The RFC reflects the most a claimant can do, rather than the least, and the ALJ expresses
the RFC in terms of the highest level of exertional work that the claimant is generally capable of
performing, but which is “insufficient to allow substantial performance of work at greater
exertional levels.” SSR 83-10, 1983 WL 31251 at *12; see also SSR 96-8p, 1996 WL 374184 at
*2 (recognizing an RFC represents the most that individual can do given limitations). The ALJ
must then determine whether the claimant’s RFC permits him to perform the full range of work
contemplated by the relevant exertional level. SSR 83-10, 1983 WL 31251 at *5. “[I]n order for
an individual to do a full range of work at a given exertional level the individual must be able to
perform substantially all of the exertional and nonexertional functions required in work at that
level.” SSR 96-8p, 1996 WL 374184 at *3.
If the claimant’s combined exertional and nonexertional impairments allow him to
perform some of the occupations classified at a particular exertional level, but not all of them,
the occupational base at that exertional level will be reduced to the extent that the claimant’s
restrictions and limitations prevent him from doing the full range of work contemplated by the
exertional level. See SSR 83-14, 1983 WL 31254 at *6 (“Where it is clear that additional
limitations or restrictions have significantly eroded the exertional job base set by the exertional
limitations alone, the remaining portion of the job base will guide the decision.”). The “ALJ
generally must accept evidence from a vocational expert, who, based on the claimant’s age,
education, work experience, and RFC, testifies whether there are jobs for such a person in the
national economy.” Morgan v. Barnhart, 142 F. App’x 716, 720-21 (4th Cir. 2005).

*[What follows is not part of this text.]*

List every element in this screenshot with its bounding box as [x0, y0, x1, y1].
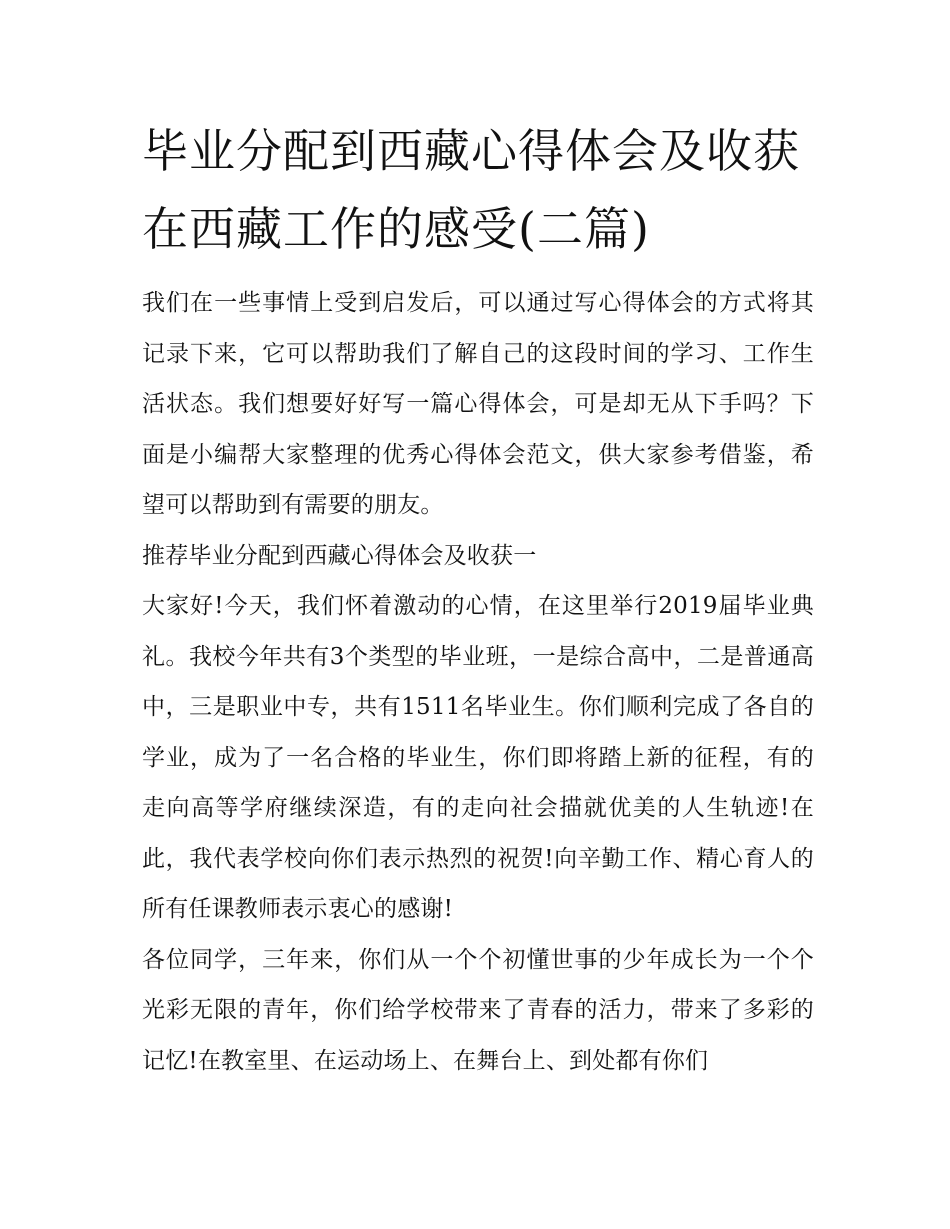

Finally, an ALJ’s RFC assessment must include those limitations which she finds to be
credible. See Burnett v. Comm’r of Soc. Sec., 220 F.3d 112, 121 (3d Cir. 2000); Hartranft, 181
F.3d at 362. Thus, to the extent that an ALJ finds some of a Plaintiff’s limitations less than
credible, she may properly exclude them from her RFC assessment. See e.g. Salles v. Comm’r
of Soc. Sec., 229 F. App’x 140, 147 (3d Cir. 2007).
As provided for above, the ALJ specifically cited to Wright’s contention that she had
difficulty with snaps or zippers; however, the ALJ found that this statement was inconsistent
with the actual examination findings that show no specific handling, feeling or fingering
limitations. (Tr. 31). Despite this finding, the ALJ afforded Wright the full benefit of the doubt
and accorded a significant decrease in exertion to sedentary, push/pull, postural, environmental
and mental limitations. (Tr. 32).
Nevertheless, even if this Court were to conclude that the ALJ erred by failing to include
the additional hand limitations in the RFC, such error is harmless. Foley v. Barnhart, 432
F.Supp.2d 465, 479 (M.D. Pa. 2005) (the court should affirm the ALJ’s decision “if there is ‘no
question that he would have reached the same result notwithstanding his initial error.’ ”)
(quoting Mickles v. Shalala, 29 F.3d 918, 921 (4th Cir. 1994)). The error is harmless because
the vocational expert testified that even with the additional hand limitations, Wright could
perform the job of a video monitor, with 16,500 of those jobs existing in the national economy.
(Tr. 79-80). Accordingly, the ALJ’s decision will be affirmed.
A review of the administrative record reveals that the decision of the Commissioner is
supported by substantial evidence. Accordingly, pursuant to 42 U.S.C. § 405(g), the decision of
the Commissioner will be affirmed. An appropriate order will be entered.